Charlie Daniels is partly Western and partly Southern. His signature “bull rider” hat and belt buckle; his lifestyle on his Twin Pines Ranch (a boyhood dream come true); his love of horses, cowboy lore, the heroes of championship rodeo, Western movies, and Louis L’Amour novels identify him as a Westerner. The son of a lumberjack and a Southerner by birth, his music – rock, country, bluegrass, blues, gospel – is quintessentially Southern.
Like so many great American success stories, the Charlie Daniels saga begins in rural obscurity. Born in 1936 in Wilmington, North Carolina, he was raised on a musical diet that included Pentecostal gospel, local bluegrass bands, and the rhythm & blues and country music emanating respectively from Nashville’s 50,000-watt megabroadcasters WLAC and WSM.
In 1969, Daniels moved to middle Tennessee to find work as a session guitarist in Nashville. Among his more notable sessions were the Bob Dylan albums of 1969-70 Nashville Skyline, New Morning, and Self Portrait.
Daniels broke through as a record maker himself with 1973’s Honey In the Rock and its hit song “Uneasy Rider.” His rebel anthems “Long Haired Country Boy” and “The South’s Gonna Do It” propelled his 1975 collection Fire On the Mountain to multi-platinum status.

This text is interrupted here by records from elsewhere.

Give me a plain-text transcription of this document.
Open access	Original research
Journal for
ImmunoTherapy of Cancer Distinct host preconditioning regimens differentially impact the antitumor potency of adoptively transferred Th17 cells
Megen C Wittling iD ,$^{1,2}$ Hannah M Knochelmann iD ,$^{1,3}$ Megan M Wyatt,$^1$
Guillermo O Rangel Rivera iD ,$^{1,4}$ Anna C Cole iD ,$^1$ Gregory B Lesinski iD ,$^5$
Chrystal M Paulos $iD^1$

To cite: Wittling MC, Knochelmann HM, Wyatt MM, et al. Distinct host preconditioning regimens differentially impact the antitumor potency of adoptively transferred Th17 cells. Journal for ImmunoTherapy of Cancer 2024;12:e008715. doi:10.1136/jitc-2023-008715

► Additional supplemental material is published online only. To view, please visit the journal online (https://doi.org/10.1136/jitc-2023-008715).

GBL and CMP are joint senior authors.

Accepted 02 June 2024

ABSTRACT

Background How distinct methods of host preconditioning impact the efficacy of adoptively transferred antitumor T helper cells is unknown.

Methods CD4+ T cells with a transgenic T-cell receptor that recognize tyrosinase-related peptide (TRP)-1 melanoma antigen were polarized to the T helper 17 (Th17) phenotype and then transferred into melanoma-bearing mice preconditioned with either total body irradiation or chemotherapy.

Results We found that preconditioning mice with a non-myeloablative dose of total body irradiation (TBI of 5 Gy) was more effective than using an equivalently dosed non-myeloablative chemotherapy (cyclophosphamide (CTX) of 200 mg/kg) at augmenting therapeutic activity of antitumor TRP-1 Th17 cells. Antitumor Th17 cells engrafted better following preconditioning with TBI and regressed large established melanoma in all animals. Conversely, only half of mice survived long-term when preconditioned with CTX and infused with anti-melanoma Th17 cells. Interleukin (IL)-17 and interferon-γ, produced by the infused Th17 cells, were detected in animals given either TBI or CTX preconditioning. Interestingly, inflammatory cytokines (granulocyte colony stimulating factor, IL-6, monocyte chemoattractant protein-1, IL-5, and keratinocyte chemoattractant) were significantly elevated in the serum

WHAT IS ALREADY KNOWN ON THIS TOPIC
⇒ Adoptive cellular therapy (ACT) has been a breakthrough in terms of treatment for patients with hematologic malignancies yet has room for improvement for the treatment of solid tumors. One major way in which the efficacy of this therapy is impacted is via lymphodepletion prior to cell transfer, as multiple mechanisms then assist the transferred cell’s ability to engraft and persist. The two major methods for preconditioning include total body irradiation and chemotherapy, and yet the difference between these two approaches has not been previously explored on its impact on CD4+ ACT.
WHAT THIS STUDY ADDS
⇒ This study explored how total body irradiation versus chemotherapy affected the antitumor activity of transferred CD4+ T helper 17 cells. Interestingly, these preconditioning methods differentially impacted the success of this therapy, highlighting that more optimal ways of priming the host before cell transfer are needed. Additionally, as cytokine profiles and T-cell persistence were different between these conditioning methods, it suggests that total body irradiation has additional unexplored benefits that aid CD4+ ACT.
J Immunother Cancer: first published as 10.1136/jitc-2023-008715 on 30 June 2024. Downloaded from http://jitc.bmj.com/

Following stints with Capitol and Kama Sutra, Epic Records signed him to its rock roster in New York in 1976. The contract, reportedly worth $3 million, was the largest ever given to a Nashville act up to that time. In the summer of 1979 Daniels rewarded the company’s faith by delivering “The Devil Went Down to Georgia,” which became a platinum single, topped both country and pop charts, won a Grammy Award, became an international phenomenon, earned three Country Music Association trophies, became a cornerstone of the Urban Cowboy movie soundtrack and propelled Daniels’ Million Mile Reflections album to triple platinum sales levels.

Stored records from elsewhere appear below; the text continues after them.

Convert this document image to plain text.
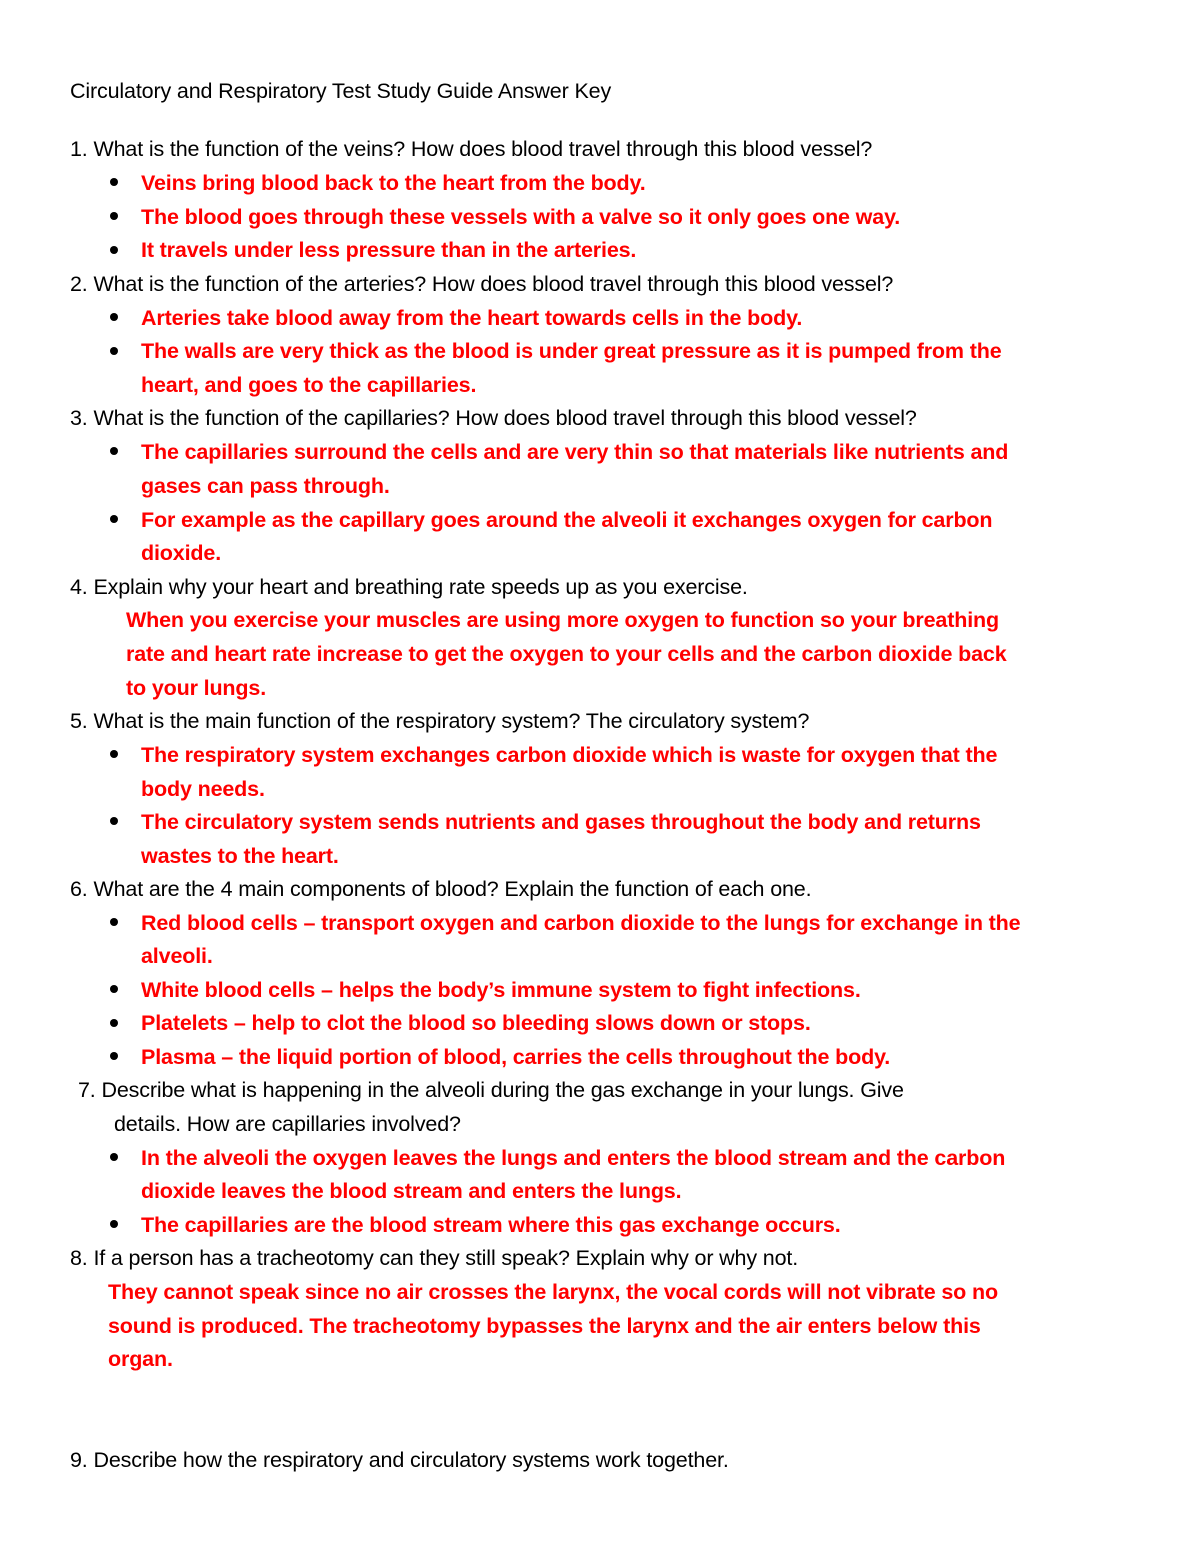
Circulatory and Respiratory Test Study Guide Answer Key
1. What is the function of the veins? How does blood travel through this blood vessel?
Veins bring blood back to the heart from the body.
The blood goes through these vessels with a valve so it only goes one way.
It travels under less pressure than in the arteries.
2. What is the function of the arteries? How does blood travel through this blood vessel?
Arteries take blood away from the heart towards cells in the body.
The walls are very thick as the blood is under great pressure as it is pumped from the
heart, and goes to the capillaries.
3. What is the function of the capillaries? How does blood travel through this blood vessel?
The capillaries surround the cells and are very thin so that materials like nutrients and
gases can pass through.
For example as the capillary goes around the alveoli it exchanges oxygen for carbon
dioxide.
4. Explain why your heart and breathing rate speeds up as you exercise.
When you exercise your muscles are using more oxygen to function so your breathing
rate and heart rate increase to get the oxygen to your cells and the carbon dioxide back
to your lungs.
5. What is the main function of the respiratory system? The circulatory system?
The respiratory system exchanges carbon dioxide which is waste for oxygen that the
body needs.
The circulatory system sends nutrients and gases throughout the body and returns
wastes to the heart.
6. What are the 4 main components of blood? Explain the function of each one.
Red blood cells – transport oxygen and carbon dioxide to the lungs for exchange in the
alveoli.
White blood cells – helps the body’s immune system to fight infections.
Platelets – help to clot the blood so bleeding slows down or stops.
Plasma – the liquid portion of blood, carries the cells throughout the body.
7. Describe what is happening in the alveoli during the gas exchange in your lungs. Give
details. How are capillaries involved?
In the alveoli the oxygen leaves the lungs and enters the blood stream and the carbon
dioxide leaves the blood stream and enters the lungs.
The capillaries are the blood stream where this gas exchange occurs.
8. If a person has a tracheotomy can they still speak? Explain why or why not.
They cannot speak since no air crosses the larynx, the vocal cords will not vibrate so no
sound is produced. The tracheotomy bypasses the larynx and the air enters below this
organ.
9. Describe how the respiratory and circulatory systems work together.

Daniels’ annual Volunteer Jam concerts, world-famous musical extravaganzas that served as a prototype for many of today’s annual day-long music marathons, always feature a variety of current stars and heritage artists and are considered by many music historians as his most impressive contribution to Southern music. A winner of countless awards, Daniels counts the Opry membership he earned in January 2008 among the most meaningful of his 50-year career in music.